The proof of Netanyahu's betrayal was immediate. The next morning, this morning, the temporary cease-fire between Israel and Hamas unraveled; both sides blaming the other for having violated its terms. "Moments after the deadline passed," reports The NY Times, "Israeli airstrikes soon thundered again across the battered coastal strip."
Also immediate was the Gaza Health Ministry's announcement that 109 Palestinians had been killed in the strikes, and hundreds wounded. The IDF simultaneously announced to the inhabitants of one southern city in Gaza — where fleeing refugees from the north had been advised by the IDF to go, for safety — to evacuate at once, close to the Egyptian border. For the Israeli military was declaring the entire city a war zone.

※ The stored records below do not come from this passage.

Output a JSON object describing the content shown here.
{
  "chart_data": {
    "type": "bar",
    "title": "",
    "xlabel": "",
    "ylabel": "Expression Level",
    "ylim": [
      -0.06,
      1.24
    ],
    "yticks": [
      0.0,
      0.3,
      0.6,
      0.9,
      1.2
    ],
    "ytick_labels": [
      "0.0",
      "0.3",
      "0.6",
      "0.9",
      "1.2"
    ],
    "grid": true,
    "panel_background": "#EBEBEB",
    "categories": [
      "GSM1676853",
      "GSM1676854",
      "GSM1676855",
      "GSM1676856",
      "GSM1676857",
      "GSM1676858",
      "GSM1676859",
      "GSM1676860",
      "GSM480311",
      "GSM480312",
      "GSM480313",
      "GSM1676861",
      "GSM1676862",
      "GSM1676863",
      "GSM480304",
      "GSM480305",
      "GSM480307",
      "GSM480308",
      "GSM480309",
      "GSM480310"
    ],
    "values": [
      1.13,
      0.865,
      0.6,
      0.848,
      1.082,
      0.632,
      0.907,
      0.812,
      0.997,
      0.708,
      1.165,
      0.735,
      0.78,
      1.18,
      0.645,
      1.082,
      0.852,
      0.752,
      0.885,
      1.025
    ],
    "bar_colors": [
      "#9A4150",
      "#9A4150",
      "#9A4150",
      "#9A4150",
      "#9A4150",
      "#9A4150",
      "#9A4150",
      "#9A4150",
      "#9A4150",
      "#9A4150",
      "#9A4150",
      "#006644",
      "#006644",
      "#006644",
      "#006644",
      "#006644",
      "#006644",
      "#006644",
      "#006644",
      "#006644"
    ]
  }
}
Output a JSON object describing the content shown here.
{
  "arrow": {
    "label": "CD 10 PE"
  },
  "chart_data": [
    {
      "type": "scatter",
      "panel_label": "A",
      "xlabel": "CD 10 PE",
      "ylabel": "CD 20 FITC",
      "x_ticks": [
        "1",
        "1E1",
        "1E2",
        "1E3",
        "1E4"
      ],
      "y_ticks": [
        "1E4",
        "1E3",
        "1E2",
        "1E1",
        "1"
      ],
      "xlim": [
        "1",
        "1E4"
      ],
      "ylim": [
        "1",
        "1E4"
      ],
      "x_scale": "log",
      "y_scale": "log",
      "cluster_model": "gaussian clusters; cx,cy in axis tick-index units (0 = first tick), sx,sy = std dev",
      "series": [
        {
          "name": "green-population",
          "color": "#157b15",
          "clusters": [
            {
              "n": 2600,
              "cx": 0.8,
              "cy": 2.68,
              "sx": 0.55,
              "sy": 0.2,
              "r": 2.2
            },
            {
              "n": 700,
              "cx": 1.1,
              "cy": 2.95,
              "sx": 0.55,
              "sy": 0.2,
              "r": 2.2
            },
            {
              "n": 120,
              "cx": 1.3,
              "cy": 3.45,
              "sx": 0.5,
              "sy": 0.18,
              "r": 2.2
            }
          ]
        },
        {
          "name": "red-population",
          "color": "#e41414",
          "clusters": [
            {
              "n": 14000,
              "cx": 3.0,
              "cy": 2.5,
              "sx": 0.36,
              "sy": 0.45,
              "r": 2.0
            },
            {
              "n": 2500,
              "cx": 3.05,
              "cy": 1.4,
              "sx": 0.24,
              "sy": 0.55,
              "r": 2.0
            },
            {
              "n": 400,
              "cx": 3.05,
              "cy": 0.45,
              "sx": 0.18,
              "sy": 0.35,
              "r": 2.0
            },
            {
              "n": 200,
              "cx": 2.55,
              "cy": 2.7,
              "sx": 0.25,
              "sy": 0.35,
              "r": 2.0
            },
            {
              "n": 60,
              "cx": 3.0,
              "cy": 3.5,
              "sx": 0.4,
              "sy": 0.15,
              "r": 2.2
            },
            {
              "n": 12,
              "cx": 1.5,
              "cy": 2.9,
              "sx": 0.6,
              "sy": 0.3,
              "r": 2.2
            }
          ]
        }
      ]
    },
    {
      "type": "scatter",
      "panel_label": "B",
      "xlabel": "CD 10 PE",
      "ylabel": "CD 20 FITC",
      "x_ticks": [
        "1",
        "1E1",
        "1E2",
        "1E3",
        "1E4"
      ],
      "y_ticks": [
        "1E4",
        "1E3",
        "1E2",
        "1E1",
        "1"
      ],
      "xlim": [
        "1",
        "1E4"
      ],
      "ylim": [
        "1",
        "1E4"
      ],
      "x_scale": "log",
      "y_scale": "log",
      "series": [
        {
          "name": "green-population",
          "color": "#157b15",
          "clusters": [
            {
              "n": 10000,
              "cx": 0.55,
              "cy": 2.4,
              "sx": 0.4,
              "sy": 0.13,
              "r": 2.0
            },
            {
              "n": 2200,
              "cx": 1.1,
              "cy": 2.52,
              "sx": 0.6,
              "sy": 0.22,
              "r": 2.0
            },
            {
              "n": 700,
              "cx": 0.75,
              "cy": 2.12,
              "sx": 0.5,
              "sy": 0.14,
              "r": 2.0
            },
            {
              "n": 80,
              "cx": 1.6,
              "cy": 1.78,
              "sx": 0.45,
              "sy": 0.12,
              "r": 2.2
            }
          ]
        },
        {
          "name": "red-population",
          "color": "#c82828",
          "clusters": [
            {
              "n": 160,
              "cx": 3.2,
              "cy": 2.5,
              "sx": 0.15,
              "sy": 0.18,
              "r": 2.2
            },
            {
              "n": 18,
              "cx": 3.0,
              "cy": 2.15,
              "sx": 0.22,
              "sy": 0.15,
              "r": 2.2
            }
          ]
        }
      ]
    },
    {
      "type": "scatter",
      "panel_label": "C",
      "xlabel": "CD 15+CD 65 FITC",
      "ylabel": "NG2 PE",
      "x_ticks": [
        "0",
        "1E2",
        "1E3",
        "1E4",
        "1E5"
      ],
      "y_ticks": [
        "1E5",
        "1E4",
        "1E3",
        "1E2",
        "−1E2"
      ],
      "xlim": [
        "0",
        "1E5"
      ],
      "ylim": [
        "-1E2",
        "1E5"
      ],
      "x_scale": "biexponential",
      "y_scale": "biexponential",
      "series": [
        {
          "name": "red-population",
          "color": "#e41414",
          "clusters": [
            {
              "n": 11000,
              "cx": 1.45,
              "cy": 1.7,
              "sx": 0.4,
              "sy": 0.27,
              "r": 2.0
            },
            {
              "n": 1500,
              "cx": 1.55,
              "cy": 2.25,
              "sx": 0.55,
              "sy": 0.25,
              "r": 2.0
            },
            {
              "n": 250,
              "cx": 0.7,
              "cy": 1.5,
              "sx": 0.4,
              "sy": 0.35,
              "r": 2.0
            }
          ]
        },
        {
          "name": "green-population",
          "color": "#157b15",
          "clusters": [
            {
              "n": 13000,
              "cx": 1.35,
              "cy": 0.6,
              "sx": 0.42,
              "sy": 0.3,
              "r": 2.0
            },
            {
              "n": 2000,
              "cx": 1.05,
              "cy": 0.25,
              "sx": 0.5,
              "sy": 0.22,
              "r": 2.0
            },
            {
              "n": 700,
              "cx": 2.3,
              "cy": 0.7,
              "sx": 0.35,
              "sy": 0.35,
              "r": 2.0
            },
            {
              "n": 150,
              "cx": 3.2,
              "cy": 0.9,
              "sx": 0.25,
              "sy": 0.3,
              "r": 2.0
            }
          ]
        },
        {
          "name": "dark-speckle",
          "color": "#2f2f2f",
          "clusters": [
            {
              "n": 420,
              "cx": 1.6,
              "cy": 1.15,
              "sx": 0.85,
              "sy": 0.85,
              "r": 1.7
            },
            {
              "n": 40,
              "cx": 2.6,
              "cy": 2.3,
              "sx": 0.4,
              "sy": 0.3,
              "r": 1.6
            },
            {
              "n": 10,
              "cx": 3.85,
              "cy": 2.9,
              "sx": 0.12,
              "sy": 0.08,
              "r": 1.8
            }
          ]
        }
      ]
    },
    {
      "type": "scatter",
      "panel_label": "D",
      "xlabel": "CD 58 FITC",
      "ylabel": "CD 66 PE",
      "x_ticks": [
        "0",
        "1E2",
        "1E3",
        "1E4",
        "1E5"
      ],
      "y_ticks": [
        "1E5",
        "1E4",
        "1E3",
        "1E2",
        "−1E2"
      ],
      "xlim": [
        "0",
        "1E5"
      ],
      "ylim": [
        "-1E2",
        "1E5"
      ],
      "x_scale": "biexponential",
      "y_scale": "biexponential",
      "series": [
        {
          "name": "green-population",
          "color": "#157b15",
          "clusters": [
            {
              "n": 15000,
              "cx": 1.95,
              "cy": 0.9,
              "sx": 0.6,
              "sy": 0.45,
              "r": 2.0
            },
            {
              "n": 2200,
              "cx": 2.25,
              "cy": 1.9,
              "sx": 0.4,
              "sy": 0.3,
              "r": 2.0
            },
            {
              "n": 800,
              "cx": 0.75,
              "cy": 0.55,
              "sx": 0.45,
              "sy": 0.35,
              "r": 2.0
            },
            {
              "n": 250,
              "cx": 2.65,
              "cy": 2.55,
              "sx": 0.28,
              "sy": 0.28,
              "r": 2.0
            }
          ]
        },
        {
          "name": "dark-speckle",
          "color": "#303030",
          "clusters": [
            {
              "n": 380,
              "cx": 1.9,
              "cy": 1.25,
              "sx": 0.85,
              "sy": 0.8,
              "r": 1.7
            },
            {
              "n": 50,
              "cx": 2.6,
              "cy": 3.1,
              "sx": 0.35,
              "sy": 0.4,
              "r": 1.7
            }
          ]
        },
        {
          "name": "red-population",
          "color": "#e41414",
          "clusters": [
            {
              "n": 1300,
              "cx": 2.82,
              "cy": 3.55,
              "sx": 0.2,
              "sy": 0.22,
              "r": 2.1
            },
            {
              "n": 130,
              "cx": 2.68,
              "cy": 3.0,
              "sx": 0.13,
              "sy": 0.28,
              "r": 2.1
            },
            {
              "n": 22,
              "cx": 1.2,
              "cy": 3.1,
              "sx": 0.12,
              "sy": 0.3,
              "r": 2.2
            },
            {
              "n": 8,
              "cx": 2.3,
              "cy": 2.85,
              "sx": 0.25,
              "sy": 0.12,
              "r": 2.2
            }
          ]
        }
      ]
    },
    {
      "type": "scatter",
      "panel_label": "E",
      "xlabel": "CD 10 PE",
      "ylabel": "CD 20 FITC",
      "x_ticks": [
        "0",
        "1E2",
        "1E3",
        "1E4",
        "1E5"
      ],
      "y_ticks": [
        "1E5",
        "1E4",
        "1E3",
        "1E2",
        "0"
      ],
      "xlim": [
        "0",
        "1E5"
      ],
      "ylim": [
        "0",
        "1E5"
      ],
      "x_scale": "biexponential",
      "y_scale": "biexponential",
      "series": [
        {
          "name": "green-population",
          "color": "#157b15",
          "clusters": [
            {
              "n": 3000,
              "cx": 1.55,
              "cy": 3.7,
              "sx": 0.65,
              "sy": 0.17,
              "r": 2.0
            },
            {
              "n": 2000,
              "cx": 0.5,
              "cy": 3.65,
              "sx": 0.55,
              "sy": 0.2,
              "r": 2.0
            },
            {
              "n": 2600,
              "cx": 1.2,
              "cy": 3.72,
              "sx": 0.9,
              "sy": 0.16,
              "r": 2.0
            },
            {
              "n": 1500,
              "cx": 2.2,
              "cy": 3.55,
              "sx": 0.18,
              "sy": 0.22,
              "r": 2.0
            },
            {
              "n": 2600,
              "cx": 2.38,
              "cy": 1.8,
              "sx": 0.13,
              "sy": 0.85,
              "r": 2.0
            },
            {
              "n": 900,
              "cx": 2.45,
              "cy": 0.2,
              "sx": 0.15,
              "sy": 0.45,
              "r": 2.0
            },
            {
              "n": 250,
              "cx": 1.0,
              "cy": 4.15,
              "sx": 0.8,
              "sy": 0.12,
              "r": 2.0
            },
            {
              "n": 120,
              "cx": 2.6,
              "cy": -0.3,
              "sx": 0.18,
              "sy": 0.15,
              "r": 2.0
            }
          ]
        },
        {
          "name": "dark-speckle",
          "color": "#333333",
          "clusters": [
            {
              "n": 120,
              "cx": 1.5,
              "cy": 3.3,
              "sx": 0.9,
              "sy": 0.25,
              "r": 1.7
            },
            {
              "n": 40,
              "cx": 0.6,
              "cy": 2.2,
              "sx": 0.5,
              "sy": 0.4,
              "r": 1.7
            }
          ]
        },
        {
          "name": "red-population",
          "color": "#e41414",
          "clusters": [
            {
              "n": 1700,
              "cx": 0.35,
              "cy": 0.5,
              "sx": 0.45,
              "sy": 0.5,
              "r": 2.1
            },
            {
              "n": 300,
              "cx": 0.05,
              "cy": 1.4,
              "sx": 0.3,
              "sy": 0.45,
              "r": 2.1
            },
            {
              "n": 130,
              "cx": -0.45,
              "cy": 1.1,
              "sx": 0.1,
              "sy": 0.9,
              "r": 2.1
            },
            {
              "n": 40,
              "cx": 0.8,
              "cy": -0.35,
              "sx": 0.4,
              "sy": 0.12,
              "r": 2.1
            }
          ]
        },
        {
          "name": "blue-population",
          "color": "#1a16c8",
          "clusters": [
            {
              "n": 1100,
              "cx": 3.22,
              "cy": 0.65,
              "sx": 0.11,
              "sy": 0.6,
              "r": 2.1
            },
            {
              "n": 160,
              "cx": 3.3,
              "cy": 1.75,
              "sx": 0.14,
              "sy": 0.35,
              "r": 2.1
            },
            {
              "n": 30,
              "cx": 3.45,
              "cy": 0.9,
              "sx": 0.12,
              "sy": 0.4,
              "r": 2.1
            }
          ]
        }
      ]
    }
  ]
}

No word on how much time the freshly cloistered Palestinian refugees had before the city's annihilation commenced. The war's empirical evidence would suggest that a reasonable period was far from uppermost in the Israeli government's mind. Domestic pressure to resume the war forthwith had been building alongside pressure to allow more time for hostage exchanges. Jingoism won out.
Either Blinken was blinkered when he and Bibi shook hands on the secretary's demand for minimizing civilian deaths or he was simply playing the diplomatic game of infinite cynicism while surrounded by tens of thousands of at-risk human lives. After all, when Henry Kissinger died this week, the sitting U.S. secretary of state noted approvingly that the recently departed had "really set the standard for everyone who followed in this job."
Still, the responsibility for honoring the American-Israeli agreement was Netanyahu. He never had any such intention, as he and his military forces swiftly demonstrated. And for that, he has earned an especially prominent place in the history of cynical diplomacy.
Bibi has been damaged goods at least since July 4, 1976. That day his idolized older brother, Lt. Col. Yonatan Netanyahu, was the only Israeli soldier killed in the raid on Entebbe. I wonder how much of his bitter hatred for Palestinians stems from that loss.